Tags: Adult SEL, community building, definition, equity, leadership, relationships, restorative practices, Trauma-informed practices

() |
Comments (4)

Comments (4)

Yes. Agreed SEL can be lever for equity.
I was literally apart of the equity team just starting at my school site and the discussions always revolved around social emotional approaches and how to integrate it. As a school counselor for me its second nature so I was able to easily identify the inequities and pinpoint that the students didn't feel connected to their teacher and then identify that that teacher was treating students differently. But yes it rolls back to leadership, luckily my leader identified the need for an equity team but to get buy in from the educators takes lots of time if they don't really understand and see evidence based research on SEL.

()
| Reply

Hi Mai:
Thanks for joining our conversation. With all of the competing demands for resources, what is the strongest argument you can make for greater allocation of resources to SEL?

()
| Reply

Hello Cindy,

That's a great question. My response would be to position SEL as an investment in children and their future. If we believe in children and in equitable outcomes for ALL children, then we need to back up our soundbites with dedicated resources. A research from Columbia University, "The Economic Value of Social Emotional Learning," found that there is a 1:11 return when we invest in SEL- that is for every $1 spent, we gained $11 in long-term benefits.
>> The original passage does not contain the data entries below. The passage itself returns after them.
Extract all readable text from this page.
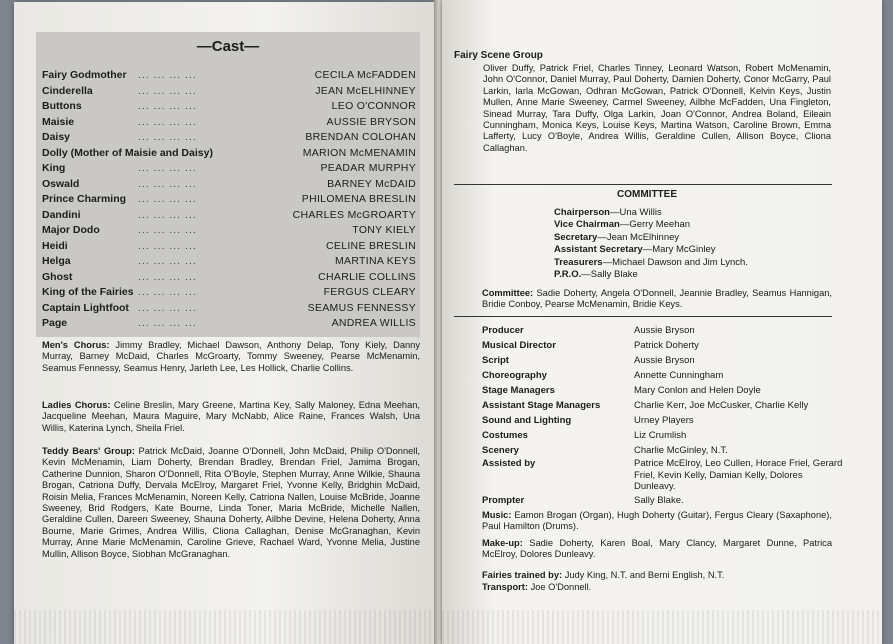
—Cast—
Fairy Godmother ... ... ... ...	CECILA McFADDEN
Cinderella	... ... ... ...	JEAN McELHINNEY
Buttons	... ... ... ...	LEO O'CONNOR
Maisie	... ... ... ...	AUSSIE BRYSON
Daisy	... ... ... ...	BRENDAN COLOHAN
Dolly (Mother of Maisie and Daisy)	MARION McMENAMIN
King	... ... ... ...	PEADAR MURPHY
Oswald	... ... ... ...	BARNEY McDAID
Prince Charming ... ... ... ...	PHILOMENA BRESLIN
Dandini	... ... ... ...	CHARLES McGROARTY
Major Dodo	... ... ... ...	TONY KIELY
Heidi	... ... ... ...	CELINE BRESLIN
Helga	... ... ... ...	MARTINA KEYS
Ghost	... ... ... ...	CHARLIE COLLINS
King of the Fairies ... ... ... ...	FERGUS CLEARY
Captain Lightfoot ... ... ... ...	SEAMUS FENNESSY
Page	... ... ... ...	ANDREA WILLIS
Men's Chorus: Jimmy Bradley, Michael Dawson, Anthony Delap, Tony Kiely, Danny Murray, Barney McDaid, Charles McGroarty, Tommy Sweeney, Pearse McMenamin, Seamus Fennessy, Seamus Henry, Jarleth Lee, Les Hollick, Charlie Collins.
Ladies Chorus: Celine Breslin, Mary Greene, Martina Key, Sally Maloney, Edna Meehan, Jacqueline Meehan, Maura Maguire, Mary McNabb, Alice Raine, Frances Walsh, Una Willis, Katerina Lynch, Sheila Friel.
Teddy Bears' Group: Patrick McDaid, Joanne O'Donnell, John McDaid, Philip O'Donnell, Kevin McMenamin, Liam Doherty, Brendan Bradley, Brendan Friel, Jamima Brogan, Catherine Dunnion, Sharon O'Donnell, Rita O'Boyle, Stephen Murray, Anne Wilkie, Shauna Brogan, Catriona Duffy, Dervala McElroy, Margaret Friel, Yvonne Kelly, Bridghin McDaid, Roisin Melia, Frances McMenamin, Noreen Kelly, Catriona Nallen, Louise McBride, Joanne Sweeney, Brid Rodgers, Kate Bourne, Linda Toner, Maria McBride, Michelle Nallen, Geraldine Cullen, Dareen Sweeney, Shauna Doherty, Ailbhe Devine, Helena Doherty, Anna Bourne, Marie Grimes, Andrea Willis, Cliona Callaghan, Denise McGranaghan, Kevin Murray, Anne Marie McMenamin, Caroline Grieve, Rachael Ward, Yvonne Melia, Justine Mullin, Allison Boyce, Siobhan McGranaghan.
Fairy Scene Group
Oliver Duffy, Patrick Friel, Charles Tinney, Leonard Watson, Robert McMenamin, John O'Connor, Daniel Murray, Paul Doherty, Damien Doherty, Conor McGarry, Paul Larkin, Iarla McGowan, Odhran McGowan, Patrick O'Donnell, Kelvin Keys, Justin Mullen, Anne Marie Sweeney, Carmel Sweeney, Ailbhe McFadden, Una Fingleton, Sinead Murray, Tara Duffy, Olga Larkin, Joan O'Connor, Andrea Boland, Eileain Cunningham, Monica Keys, Louise Keys, Martina Watson, Caroline Brown, Emma Lafferty, Lucy O'Boyle, Andrea Willis, Geraldine Cullen, Allison Boyce, Cliona Callaghan.
COMMITTEE
Chairperson—Una Willis
Vice Chairman—Gerry Meehan
Secretary—Jean McElhinney
Assistant Secretary—Mary McGinley
Treasurers—Michael Dawson and Jim Lynch.
P.R.O.—Sally Blake
Committee: Sadie Doherty, Angela O'Donnell, Jeannie Bradley, Seamus Hannigan, Bridie Conboy, Pearse McMenamin, Bridie Keys.
Producer	Aussie Bryson
Musical Director	Patrick Doherty
Script	Aussie Bryson
Choreography	Annette Cunningham
Stage Managers	Mary Conlon and Helen Doyle
Assistant Stage Managers	Charlie Kerr, Joe McCusker, Charlie Kelly
Sound and Lighting	Urney Players
Costumes	Liz Crumlish
Scenery	Charlie McGinley, N.T.
Assisted by	Patrice McElroy, Leo Cullen, Horace Friel, Gerard Friel, Kevin Kelly, Damian Kelly, Dolores Dunleavy.
Prompter	Sally Blake.
Music: Eamon Brogan (Organ), Hugh Doherty (Guitar), Fergus Cleary (Saxaphone), Paul Hamilton (Drums).
Make-up: Sadie Doherty, Karen Boal, Mary Clancy, Margaret Dunne, Patrica McElroy, Dolores Dunleavy.
Fairies trained by: Judy King, N.T. and Berni English, N.T.
Transport: Joe O'Donnell.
According to the report, "the benefits include reduced juvenile crime, higher life-time earnings, and better mental and physical health."
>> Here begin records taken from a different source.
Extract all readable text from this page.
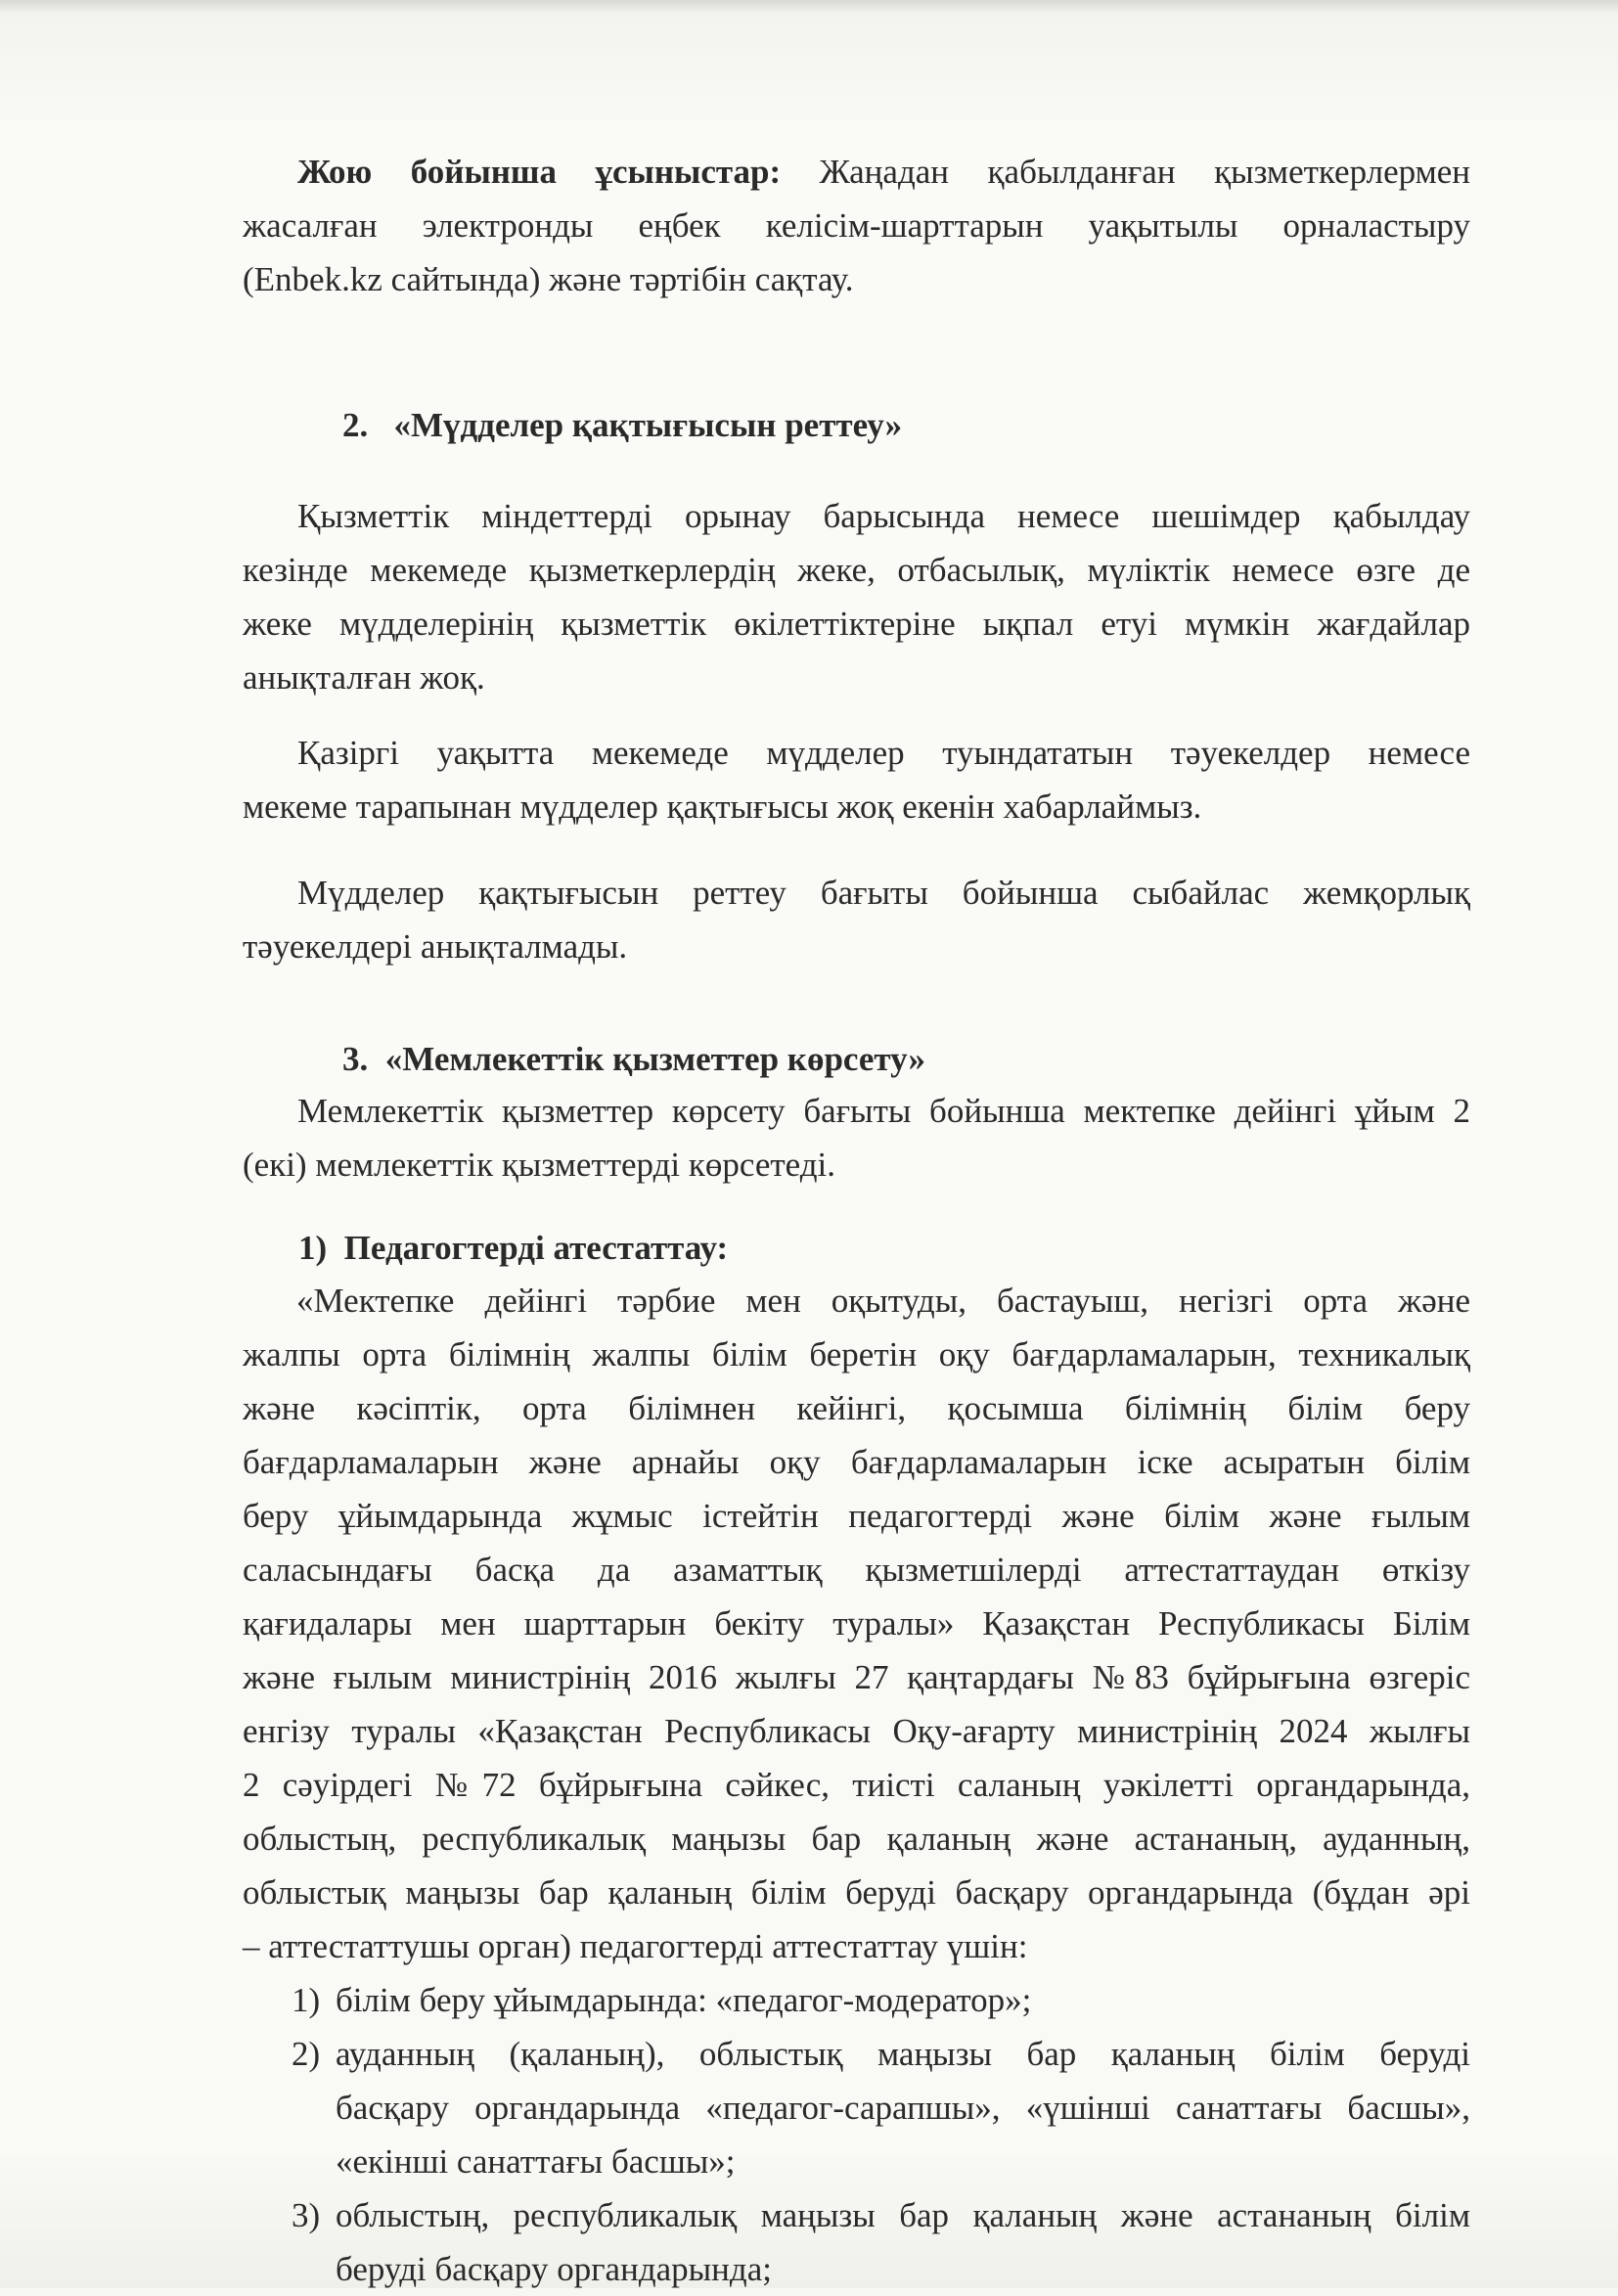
Жою бойынша ұсыныстар: Жаңадан қабылданған қызметкерлермен
жасалған электронды еңбек келісім-шарттарын уақытылы орналастыру
(Enbek.kz сайтында) және тәртібін сақтау.
2. «Мүдделер қақтығысын реттеу»
Қызметтік міндеттерді орынау барысында немесе шешімдер қабылдау
кезінде мекемеде қызметкерлердің жеке, отбасылық, мүліктік немесе өзге де
жеке мүдделерінің қызметтік өкілеттіктеріне ықпал етуі мүмкін жағдайлар
анықталған жоқ.
Қазіргі уақытта мекемеде мүдделер туындататын тәуекелдер немесе
мекеме тарапынан мүдделер қақтығысы жоқ екенін хабарлаймыз.
Мүдделер қақтығысын реттеу бағыты бойынша сыбайлас жемқорлық
тәуекелдері анықталмады.
3. «Мемлекеттік қызметтер көрсету»
Мемлекеттік қызметтер көрсету бағыты бойынша мектепке дейінгі ұйым 2
(екі) мемлекеттік қызметтерді көрсетеді.
1) Педагогтерді атестаттау:
«Мектепке дейінгі тәрбие мен оқытуды, бастауыш, негізгі орта және
жалпы орта білімнің жалпы білім беретін оқу бағдарламаларын, техникалық
және кәсіптік, орта білімнен кейінгі, қосымша білімнің білім беру
бағдарламаларын және арнайы оқу бағдарламаларын іске асыратын білім
беру ұйымдарында жұмыс істейтін педагогтерді және білім және ғылым
саласындағы басқа да азаматтық қызметшілерді аттестаттаудан өткізу
қағидалары мен шарттарын бекіту туралы» Қазақстан Республикасы Білім
және ғылым министрінің 2016 жылғы 27 қаңтардағы №83 бұйрығына өзгеріс
енгізу туралы «Қазақстан Республикасы Оқу-ағарту министрінің 2024 жылғы
2 сәуірдегі №72 бұйрығына сәйкес, тиісті саланың уәкілетті органдарында,
облыстың, республикалық маңызы бар қаланың және астананың, ауданның,
облыстық маңызы бар қаланың білім беруді басқару органдарында (бұдан әрі
– аттестаттушы орган) педагогтерді аттестаттау үшін:
1) білім беру ұйымдарында: «педагог-модератор»;
2) ауданның (қаланың), облыстық маңызы бар қаланың білім беруді
басқару органдарында «педагог-сарапшы», «үшінші санаттағы басшы»,
«екінші санаттағы басшы»;
3) облыстың, республикалық маңызы бар қаланың және астананың білім
беруді басқару органдарында;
There is a growing body of research that supports the value of social emotional in academics and culture/climate as well.(see www. casel.org for more research on SEL impact). We talk a lot about equity and restorative justice, especially as we've discussed issues of discipline and disproportionality in suspension rates for African American and Latino students. What we don't discuss are the necessary conditions and skills that are required for individuals to engage in meaningful restorative justice processes. Our mantra is "store up to restore to." If you don't have a positive community or strong relationships in the first place, what are you restoring to? Social emotional learning skills are required in order for someone to be able engage in RJ discourse about how they've impacted someone else. Conversely, SEL skills are needed in order for someone to have the confidence and emotion regulations to participate in a process that requires them to face someone who has caused harm to them. A facilitator, too, needs to have SEL skills to meaningfully and effectively facilitate RJ conversations that may not always go as expected or planned. The success of any difficult discourse is dependent on the skills and willingness of the participants to lean in and listen with empathy- otherwise, our civil discourse is just a veneer. We can change the data around disproportionality, especially for our most vulnerable student groups, but we can't do it without explicit and intentional practices of SEL. SEL for Adults, in particular, can really change the trajectory for how our students feel a sense of connectedness and belonging in their school communities. Socially and emotionally competent adults develop much stronger relationships to their students, which helps students to lean in more to learning- thus better chances of closing the equity gap for learning.

()

To advocate for school improvement policy to include a third component - building capacity of Student Services of which should be funded equitably with Management and Instruction.